Le double attentat n’a pas été revendiqué et personne ne connaît ses auteurs, sauf à vouloir les fabriquer pour des besoins de propagande comme le fait Erdogan. Il visait une manifestation en faveur de la paix au Kurdistan, appelée par les organisations syndicales et les partis de gauche. Les explosions ont particulièrement décimé le cortège du HDP, le Parti démocratique des peuples, qui est aujourd’hui la principale cible de la répression à grande échelle menée par l’État turc depuis les élections législatives de juin dernier ; le HDP y avait obtenu 13,5 % des voix, contribuant à la perte de la majorité absolue du parti d’Erdogan, l’AKP. De nouvelles élections législatives sont prévues le 1er novembre et Erdogan joue clairement la carte « l’AKP ou le chaos » pour récupérer sa majorité absolue, alors qu’il est de plus en plus largement contesté depuis plusieurs années : révolte des jeunes au parc Gezi d’Istanbul en 2013 contre la soif de profit des bétonneurs et la corruption du régime ; grèves ouvrières au printemps pour l’augmentation des salaires aux usines Bosch puis Renault de Burça.
Un régime de terreur
D’une certaine manière, l’attentat d’Ankara a « délocalisé » la situation d’extrême terreur dans laquelle est plongé depuis plusieurs mois le sud-est de la Turquie, peuplé majoritairement de Kurdes.
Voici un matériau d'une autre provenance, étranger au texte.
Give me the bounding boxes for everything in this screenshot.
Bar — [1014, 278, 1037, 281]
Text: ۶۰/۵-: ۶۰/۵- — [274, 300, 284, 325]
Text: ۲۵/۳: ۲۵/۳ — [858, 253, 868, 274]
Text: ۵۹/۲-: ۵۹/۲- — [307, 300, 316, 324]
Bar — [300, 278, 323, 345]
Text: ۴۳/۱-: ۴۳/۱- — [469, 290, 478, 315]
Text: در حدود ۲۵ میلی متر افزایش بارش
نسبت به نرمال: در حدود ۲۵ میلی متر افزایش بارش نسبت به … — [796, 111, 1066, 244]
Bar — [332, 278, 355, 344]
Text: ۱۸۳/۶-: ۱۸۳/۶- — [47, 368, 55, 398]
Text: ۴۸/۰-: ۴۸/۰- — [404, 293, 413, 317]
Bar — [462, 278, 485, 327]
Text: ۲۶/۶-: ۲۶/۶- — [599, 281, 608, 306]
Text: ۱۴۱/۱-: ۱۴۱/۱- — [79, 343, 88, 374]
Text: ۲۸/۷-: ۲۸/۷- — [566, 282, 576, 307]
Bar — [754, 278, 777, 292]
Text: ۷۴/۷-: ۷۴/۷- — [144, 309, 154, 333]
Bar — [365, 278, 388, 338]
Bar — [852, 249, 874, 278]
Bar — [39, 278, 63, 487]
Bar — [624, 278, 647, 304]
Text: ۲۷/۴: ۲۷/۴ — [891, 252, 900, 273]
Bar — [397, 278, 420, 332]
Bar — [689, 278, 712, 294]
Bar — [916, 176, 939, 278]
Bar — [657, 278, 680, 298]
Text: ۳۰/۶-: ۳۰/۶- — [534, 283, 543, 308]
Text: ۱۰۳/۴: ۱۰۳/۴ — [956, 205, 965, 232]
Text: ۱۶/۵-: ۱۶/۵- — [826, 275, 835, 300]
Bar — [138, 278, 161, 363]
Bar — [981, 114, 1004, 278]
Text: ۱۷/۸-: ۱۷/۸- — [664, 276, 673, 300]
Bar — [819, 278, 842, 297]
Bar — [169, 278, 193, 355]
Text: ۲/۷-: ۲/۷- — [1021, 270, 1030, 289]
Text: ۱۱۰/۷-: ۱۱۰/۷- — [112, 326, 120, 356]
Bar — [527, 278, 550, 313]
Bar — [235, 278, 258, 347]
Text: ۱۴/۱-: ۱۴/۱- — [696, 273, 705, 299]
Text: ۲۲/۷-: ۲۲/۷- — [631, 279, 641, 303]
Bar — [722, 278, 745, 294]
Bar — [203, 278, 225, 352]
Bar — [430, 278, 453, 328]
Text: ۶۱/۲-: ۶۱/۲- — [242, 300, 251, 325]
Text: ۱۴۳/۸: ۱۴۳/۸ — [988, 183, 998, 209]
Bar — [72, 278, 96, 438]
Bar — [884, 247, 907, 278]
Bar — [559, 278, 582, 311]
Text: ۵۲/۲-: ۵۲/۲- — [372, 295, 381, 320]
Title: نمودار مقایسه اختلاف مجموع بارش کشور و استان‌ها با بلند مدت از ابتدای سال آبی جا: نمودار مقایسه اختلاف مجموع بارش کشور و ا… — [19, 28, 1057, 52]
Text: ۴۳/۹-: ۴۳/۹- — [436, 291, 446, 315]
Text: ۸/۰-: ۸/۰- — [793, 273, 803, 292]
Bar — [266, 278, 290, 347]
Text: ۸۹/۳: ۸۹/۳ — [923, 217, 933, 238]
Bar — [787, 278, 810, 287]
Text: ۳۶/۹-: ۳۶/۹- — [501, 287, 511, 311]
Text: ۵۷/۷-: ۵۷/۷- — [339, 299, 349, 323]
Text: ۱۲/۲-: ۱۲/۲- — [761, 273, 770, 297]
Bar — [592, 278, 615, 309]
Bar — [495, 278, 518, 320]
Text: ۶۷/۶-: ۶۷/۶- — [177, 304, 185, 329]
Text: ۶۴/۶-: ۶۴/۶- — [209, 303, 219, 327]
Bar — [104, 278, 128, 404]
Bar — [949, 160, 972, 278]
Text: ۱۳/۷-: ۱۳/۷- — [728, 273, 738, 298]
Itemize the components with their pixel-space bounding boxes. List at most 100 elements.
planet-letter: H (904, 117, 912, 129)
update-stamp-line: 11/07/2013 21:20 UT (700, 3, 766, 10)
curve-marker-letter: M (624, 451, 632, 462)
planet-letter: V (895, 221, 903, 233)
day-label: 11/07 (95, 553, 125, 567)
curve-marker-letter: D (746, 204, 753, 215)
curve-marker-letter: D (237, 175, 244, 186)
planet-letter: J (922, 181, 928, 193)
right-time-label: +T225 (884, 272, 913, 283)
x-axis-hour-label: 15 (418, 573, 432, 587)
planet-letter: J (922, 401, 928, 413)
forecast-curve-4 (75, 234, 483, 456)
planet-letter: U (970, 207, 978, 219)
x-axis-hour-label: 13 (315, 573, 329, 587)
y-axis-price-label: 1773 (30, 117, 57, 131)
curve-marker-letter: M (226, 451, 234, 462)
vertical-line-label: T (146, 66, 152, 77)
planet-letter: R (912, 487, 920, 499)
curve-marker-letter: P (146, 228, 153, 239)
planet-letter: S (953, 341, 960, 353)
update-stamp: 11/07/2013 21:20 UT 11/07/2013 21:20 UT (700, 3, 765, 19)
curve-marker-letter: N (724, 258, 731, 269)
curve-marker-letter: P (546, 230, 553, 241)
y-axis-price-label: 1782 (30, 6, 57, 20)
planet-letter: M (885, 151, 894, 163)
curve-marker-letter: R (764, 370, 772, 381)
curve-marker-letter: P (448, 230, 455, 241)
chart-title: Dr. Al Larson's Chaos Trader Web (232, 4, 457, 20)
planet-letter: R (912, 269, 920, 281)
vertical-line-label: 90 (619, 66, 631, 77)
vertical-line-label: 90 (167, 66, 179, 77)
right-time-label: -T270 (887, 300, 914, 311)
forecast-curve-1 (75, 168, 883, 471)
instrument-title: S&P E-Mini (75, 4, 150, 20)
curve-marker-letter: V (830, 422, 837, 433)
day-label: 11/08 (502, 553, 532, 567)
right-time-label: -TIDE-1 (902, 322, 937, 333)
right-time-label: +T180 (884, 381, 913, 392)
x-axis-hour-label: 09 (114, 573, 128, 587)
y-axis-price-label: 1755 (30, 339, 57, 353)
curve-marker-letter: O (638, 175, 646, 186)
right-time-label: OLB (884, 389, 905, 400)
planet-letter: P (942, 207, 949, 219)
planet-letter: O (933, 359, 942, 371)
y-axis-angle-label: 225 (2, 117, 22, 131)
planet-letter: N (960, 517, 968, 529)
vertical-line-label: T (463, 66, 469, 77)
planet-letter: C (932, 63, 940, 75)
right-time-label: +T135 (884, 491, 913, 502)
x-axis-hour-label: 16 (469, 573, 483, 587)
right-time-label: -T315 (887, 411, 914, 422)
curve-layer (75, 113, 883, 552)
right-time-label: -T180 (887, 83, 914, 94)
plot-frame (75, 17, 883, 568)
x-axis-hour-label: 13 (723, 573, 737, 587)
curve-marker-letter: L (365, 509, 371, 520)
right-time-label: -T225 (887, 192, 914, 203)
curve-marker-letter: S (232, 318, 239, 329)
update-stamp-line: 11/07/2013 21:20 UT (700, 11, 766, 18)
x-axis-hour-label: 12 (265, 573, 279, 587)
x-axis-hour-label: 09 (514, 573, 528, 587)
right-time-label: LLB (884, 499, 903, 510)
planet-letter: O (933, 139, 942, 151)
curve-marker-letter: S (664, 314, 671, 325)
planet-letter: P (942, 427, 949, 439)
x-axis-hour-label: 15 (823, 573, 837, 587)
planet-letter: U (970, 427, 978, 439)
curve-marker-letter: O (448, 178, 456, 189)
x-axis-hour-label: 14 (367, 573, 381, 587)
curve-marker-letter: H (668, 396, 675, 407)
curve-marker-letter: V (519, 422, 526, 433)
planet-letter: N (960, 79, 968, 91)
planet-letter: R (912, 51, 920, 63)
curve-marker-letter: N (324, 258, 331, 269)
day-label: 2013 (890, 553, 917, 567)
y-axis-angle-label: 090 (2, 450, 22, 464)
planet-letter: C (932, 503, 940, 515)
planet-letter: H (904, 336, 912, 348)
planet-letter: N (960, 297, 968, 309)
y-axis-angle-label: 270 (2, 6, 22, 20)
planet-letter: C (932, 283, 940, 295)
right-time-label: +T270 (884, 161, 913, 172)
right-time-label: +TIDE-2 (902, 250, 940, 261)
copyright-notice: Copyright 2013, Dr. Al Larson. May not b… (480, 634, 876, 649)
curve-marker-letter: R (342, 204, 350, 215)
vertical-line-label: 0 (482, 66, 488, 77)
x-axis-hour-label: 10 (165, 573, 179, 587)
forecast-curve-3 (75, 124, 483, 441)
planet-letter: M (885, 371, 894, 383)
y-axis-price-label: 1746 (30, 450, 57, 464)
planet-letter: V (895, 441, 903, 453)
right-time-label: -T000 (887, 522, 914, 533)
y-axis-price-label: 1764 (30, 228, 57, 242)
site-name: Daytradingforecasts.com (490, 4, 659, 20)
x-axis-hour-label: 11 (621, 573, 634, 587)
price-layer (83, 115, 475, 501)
En effet, depuis juillet et la rupture unilatérale par le gouvernement du cessez-le-feu avec le PKK (Parti des travailleurs du Kurdistan), 130 zones du Kurdistan turc ont été placées sous régime d’exception : les villes de Cizre, Nusaybin, Sur, Hazro, Diyarbakir, Yénishir et Silopi sont soumises au couvre-feu et à des blocus qui empêchent l’accès aux soins et aux produits de première nécessité. Une centaine de personnes ont été tuées par la police, l’armée ou des militants de l’AKP et des Foyers ottomans, son organisation de jeunesse. Des centaines de militants du HDP et des partis kurdes ont été arrêtés. Désormais, avec l’attentat dans la capitale, c’est tout le mouvement ouvrier et les forces politiques et sociales qui s’affrontent au gouvernement qui se retrouvent au centre de la violence d’État.
C’est pourquoi il est fondamental que l’ensemble du mouvement ouvrier, ici en France et partout en Europe, soit déterminé à organiser la mobilisation la plus massive possible pour dénoncer les crimes d’Erdogan. Celui-ci agit avec la complicité des dirigeants de l’Europe capitaliste, et notamment Hollande, qui l’a accueilli à bras ouverts l’an dernier et qui considère la Turquie comme un allié militaire fiable et un partenaire commercial privilégié.